1. Calculate $\int_{-\infty}^\infty |x|f(x)dx$.
2. What is the mean of $X_1$?
3. Can we apply the SLLN to prove that $\overline X_n\rightarrow \mu_X$ a.s.?
4. Let $n=100$, simulate the sample and calculate $\overline X_n$. Then repeat this for 500 times. Collect all the $\overline X_n$'s and sort them (from the smallest to the greatest) and plot the sorted $\overline X_n$ values.

Due on 04/1

### Week 10/11/12

• 03/27: Textbook, Exercises: 10.1, 10.2
• Spring break
• 04/17:
1. Let $W_n$ be a random variable with mean $\mu$ and variance $C/n^\nu$ with $\nu>0$. Prove that $W_n$ is consistent with $\mu$.
2. Let $Y_n$ be the $n$th order statistic of a random sample of size $n$ from uniform$(0,\theta)$. Prove that $\sqrt{Y_n}$ is consistent with $\sqrt{\theta}$. Can you use Theorem 1 on page 51 of the lecture notes?
3. Let $Y_n$ be the $n$th order statistic of a random sample of size $n$ with continuous CDF $F(\cdot)$. Define $Z_n=n[1-F(Y_n)]$. Find the limiting distribution of $Z_n$. That is, is $Z_n$ convergent to some random variable, in what mode?
4. In the question above, let $F$ be the CDF for standard normal. Let $n$ be a large number. Then numerically verify you claim of the limiting distribution above by comparing $P(Z_n\le t)$ with $P(Z\le t)$ for arbitrary $t$ where $Z$ is the limiting random variable of $Z_n$.
5. In general, $X_n\Rightarrow X$ and $Y_n\Rightarrow Y$ cannot imply $X_n+Y_n\Rightarrow X+Y$. Please give a counterexample to illustrate this. The symbol $\Rightarrow$ means convergence in distribution.
• 04/20: Textbook,
1. Exercises: 10.4, 10.5, 10.6.
2. For $X\sim bin(n,p)$, let $\tau(p)=1/(1-p)$. What can we say about $\hat{\tau}$ for $p\ne 1$?
3. For $X_1,\dots,X_n\sim Unif(0,\theta)$, find the MLE of $\theta$. Find an unbiased estimator based which is a function of the MLE. Calculate the variance of this unbiased estimator. Calculate the theoretical optimal variance due to the CRLB. Compare them.

Due on 04/22

### Week 13

• 4/22: Textbook. Exercises: 10.8, 10.19(a), 10.35.
• 4/24: Textbook. Exercises: 10.31, 10.32, 10.33, 10.34, 10.36, 10.37
• 4/27: In exercise 10.36, you were asked to derive two Wald statistics to run approximate large sample test. Now let $n=25$, $\alpha=1$, $H_0:\beta=\beta_0=2$. Please numerically compare the power of these two test when the true value of $\beta$ is 3, by running the test on the data for 10,000 times, and see which one rejects the null hypothesis more often. Try to interpret the result.
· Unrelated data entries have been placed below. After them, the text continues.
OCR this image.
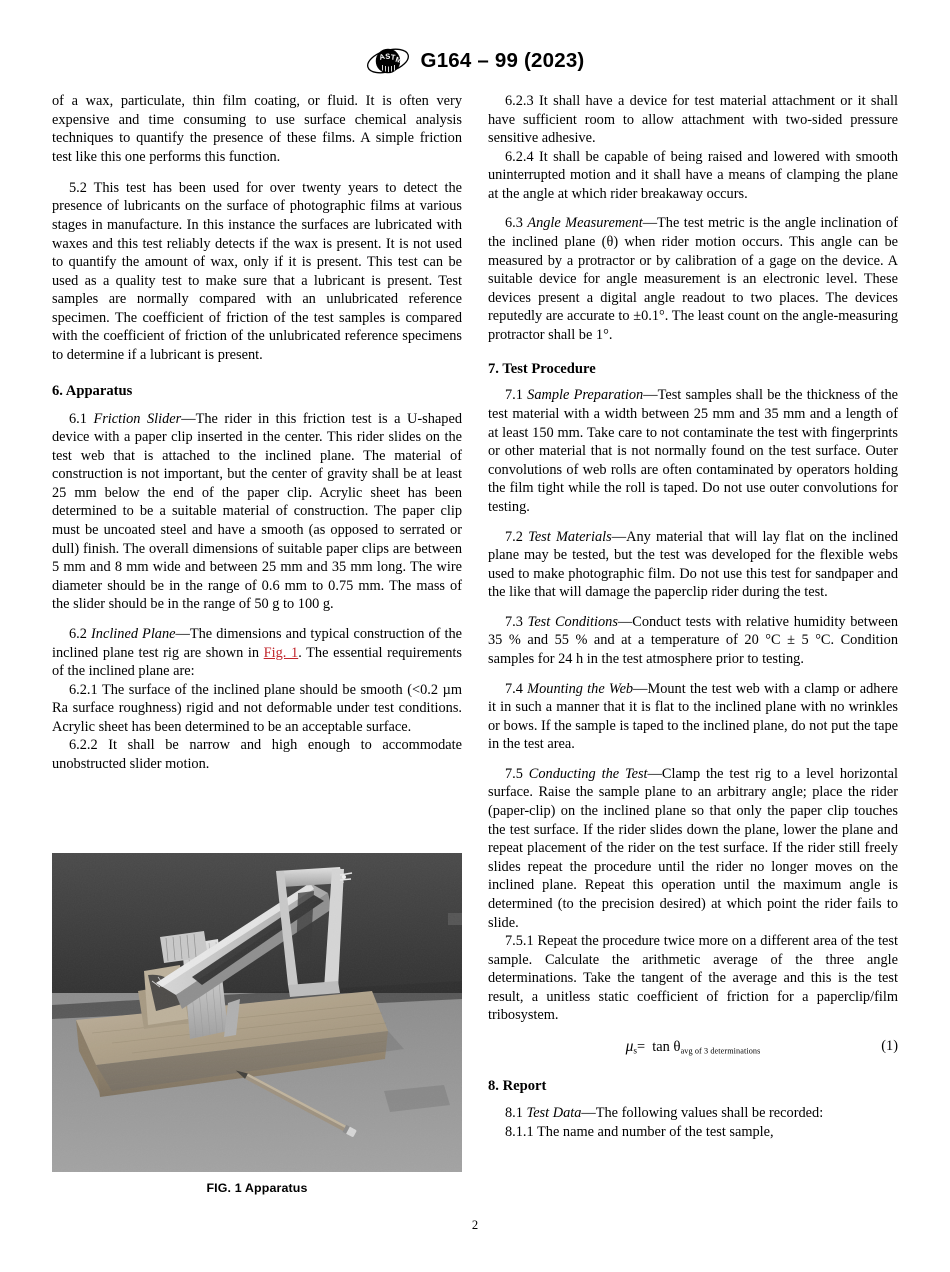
A S T
M G164 – 99 (2023)

of a wax, particulate, thin film coating, or fluid. It is often very expensive and time consuming to use surface chemical analysis techniques to quantify the presence of these films. A simple friction test like this one performs this function.

5.2 This test has been used for over twenty years to detect the presence of lubricants on the surface of photographic films at various stages in manufacture. In this instance the surfaces are lubricated with waxes and this test reliably detects if the wax is present. It is not used to quantify the amount of wax, only if it is present. This test can be used as a quality test to make sure that a lubricant is present. Test samples are normally compared with an unlubricated reference specimen. The coefficient of friction of the test samples is compared with the coefficient of friction of the unlubricated reference specimens to determine if a lubricant is present.

6. Apparatus

6.1 Friction Slider—The rider in this friction test is a U-shaped device with a paper clip inserted in the center. This rider slides on the test web that is attached to the inclined plane. The material of construction is not important, but the center of gravity shall be at least 25 mm below the end of the paper clip. Acrylic sheet has been determined to be a suitable material of construction. The paper clip must be uncoated steel and have a smooth (as opposed to serrated or dull) finish. The overall dimensions of suitable paper clips are between 5 mm and 8 mm wide and between 25 mm and 35 mm long. The wire diameter should be in the range of 0.6 mm to 0.75 mm. The mass of the slider should be in the range of 50 g to 100 g.

6.2 Inclined Plane—The dimensions and typical construction of the inclined plane test rig are shown in Fig. 1. The essential requirements of the inclined plane are:

6.2.1 The surface of the inclined plane should be smooth (<0.2 µm Ra surface roughness) rigid and not deformable under test conditions. Acrylic sheet has been determined to be an acceptable surface.

6.2.2 It shall be narrow and high enough to accommodate unobstructed slider motion.

6.2.3 It shall have a device for test material attachment or it shall have sufficient room to allow attachment with two-sided pressure sensitive adhesive.

6.2.4 It shall be capable of being raised and lowered with smooth uninterrupted motion and it shall have a means of clamping the plane at the angle at which rider breakaway occurs.

6.3 Angle Measurement—The test metric is the angle inclination of the inclined plane (θ) when rider motion occurs. This angle can be measured by a protractor or by calibration of a gage on the device. A suitable device for angle measurement is an electronic level. These devices present a digital angle readout to two places. The devices reputedly are accurate to ±0.1°. The least count on the angle-measuring protractor shall be 1°.

7. Test Procedure

7.1 Sample Preparation—Test samples shall be the thickness of the test material with a width between 25 mm and 35 mm and a length of at least 150 mm. Take care to not contaminate the test with fingerprints or other material that is not normally found on the test surface. Outer convolutions of web rolls are often contaminated by operators holding the film tight while the roll is taped. Do not use outer convolutions for testing.

7.2 Test Materials—Any material that will lay flat on the inclined plane may be tested, but the test was developed for the flexible webs used to make photographic film. Do not use this test for sandpaper and the like that will damage the paperclip rider during the test.

7.3 Test Conditions—Conduct tests with relative humidity between 35 % and 55 % and at a temperature of 20 °C ± 5 °C. Condition samples for 24 h in the test atmosphere prior to testing.

7.4 Mounting the Web—Mount the test web with a clamp or adhere it in such a manner that it is flat to the inclined plane with no wrinkles or bows. If the sample is taped to the inclined plane, do not put the tape in the test area.

7.5 Conducting the Test—Clamp the test rig to a level horizontal surface. Raise the sample plane to an arbitrary angle; place the rider (paper-clip) on the inclined plane so that only the paper clip touches the test surface. If the rider slides down the plane, lower the plane and repeat placement of the rider on the test surface. If the rider still freely slides repeat the procedure until the rider no longer moves on the inclined plane. Repeat this operation until the maximum angle is determined (to the precision desired) at which point the rider fails to slide.

7.5.1 Repeat the procedure twice more on a different area of the test sample. Calculate the arithmetic average of the three angle determinations. Take the tangent of the average and this is the test result, a unitless static coefficient of friction for a paperclip/film tribosystem.

$\mu_s= \tan \theta avg$ of 3 determinations	(1)

8. Report

8.1 Test Data—The following values shall be recorded:

8.1.1 The name and number of the test sample,

FIG. 1 Apparatus
2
I am not satisfied with some of your answers to 9.23 in the homework returned today. I am giving a second chance for those who lost points for 9.23. You may submit your new answers (especially the numerical answers) along with this homework. I will consider adding back some points to that homework assignment. Please indicate that how many points you lost for 9.23. For the numerical answer, I have provided a Monte Carlo method to calculate the p value in the solution. You should use some other approach. For example, you can calculate the p value by taking the sum of the probabilities of $x$ which satisfies $LR(x)<LR(x_0)$ for $x=0,1,2,\dots,10000$ (instead of $\infty$) to approximate the p value, where $x_0$ is the observed data. This is just one suggestion and there are other approaches.

Due on 05/01

### Week 14

• 4/29:
• Textbook. Exercises: 10.38.
• Suppose that a random variable $X$ has a Poisson distribution for which the mean $\theta$ is unknown. Find the Fisher information $I(\theta)$ in $X$.
• Suppose $X_1,\dots,X_n\sim Pois(\theta)$. Find the large sample $Z$ test, score test and LRT for testing $H_0:\theta=2$ vs $H_a:\theta\neq 2$.
• Simulate the distribution of $-2\log(\lambda_n)$ using the empirical distribution function (EDF) and compare it with the CDF of $\chi^2(1)$ distribution. You may revise the following code shown in the class to draw the EDF and CDF. Simulate a large number of data samples (say 5000), where each sample has size $n$. Make the case for $n=5$ and $n=100$.
• 5/1:
• Read Example 10.4.5 and finish exercise 10.40; finish exercise 10.41, 10.47 and 10.48.
• As in Example 10.3.4, with $\mathbf{X}\sim \textrm{Multinomial}(n,p_1,\ldots,p_5)$. Compare $H_0: p_1=p_2=p_5=0.01, p_3=0.5$ v.s. $H_1$: $H_0$ is not true.
1. Derive the likelihood ratio test for $n=1$ and $n=100$ with level $\alpha=0.05$.
2. Give an estimate of $P(H_o|H_1)$ when $p_1=p_2=p_5$, $p_3=0.3$, $n=100$, using simulation. Note that this is the probability of making type II error. Present the program.
3. Compute $P(H_o|H_1)$ when $p_1=p_2=p_5$, $p_3=0.3$, $n=1$.
4. Remark 1: in computing, sometimes it is better to use $\log(0^0)$ instead of $0*\log(0)$ as the latter can cause numerical trouble.
5. Remark 2: What is the difference in degrees of freedom? Think how many additional constraints are imposed.
6. Remark 3: You can try several combinations of $p_k$'s that satisfy $p_1=p_2=p_5$, $p_3=0.3$.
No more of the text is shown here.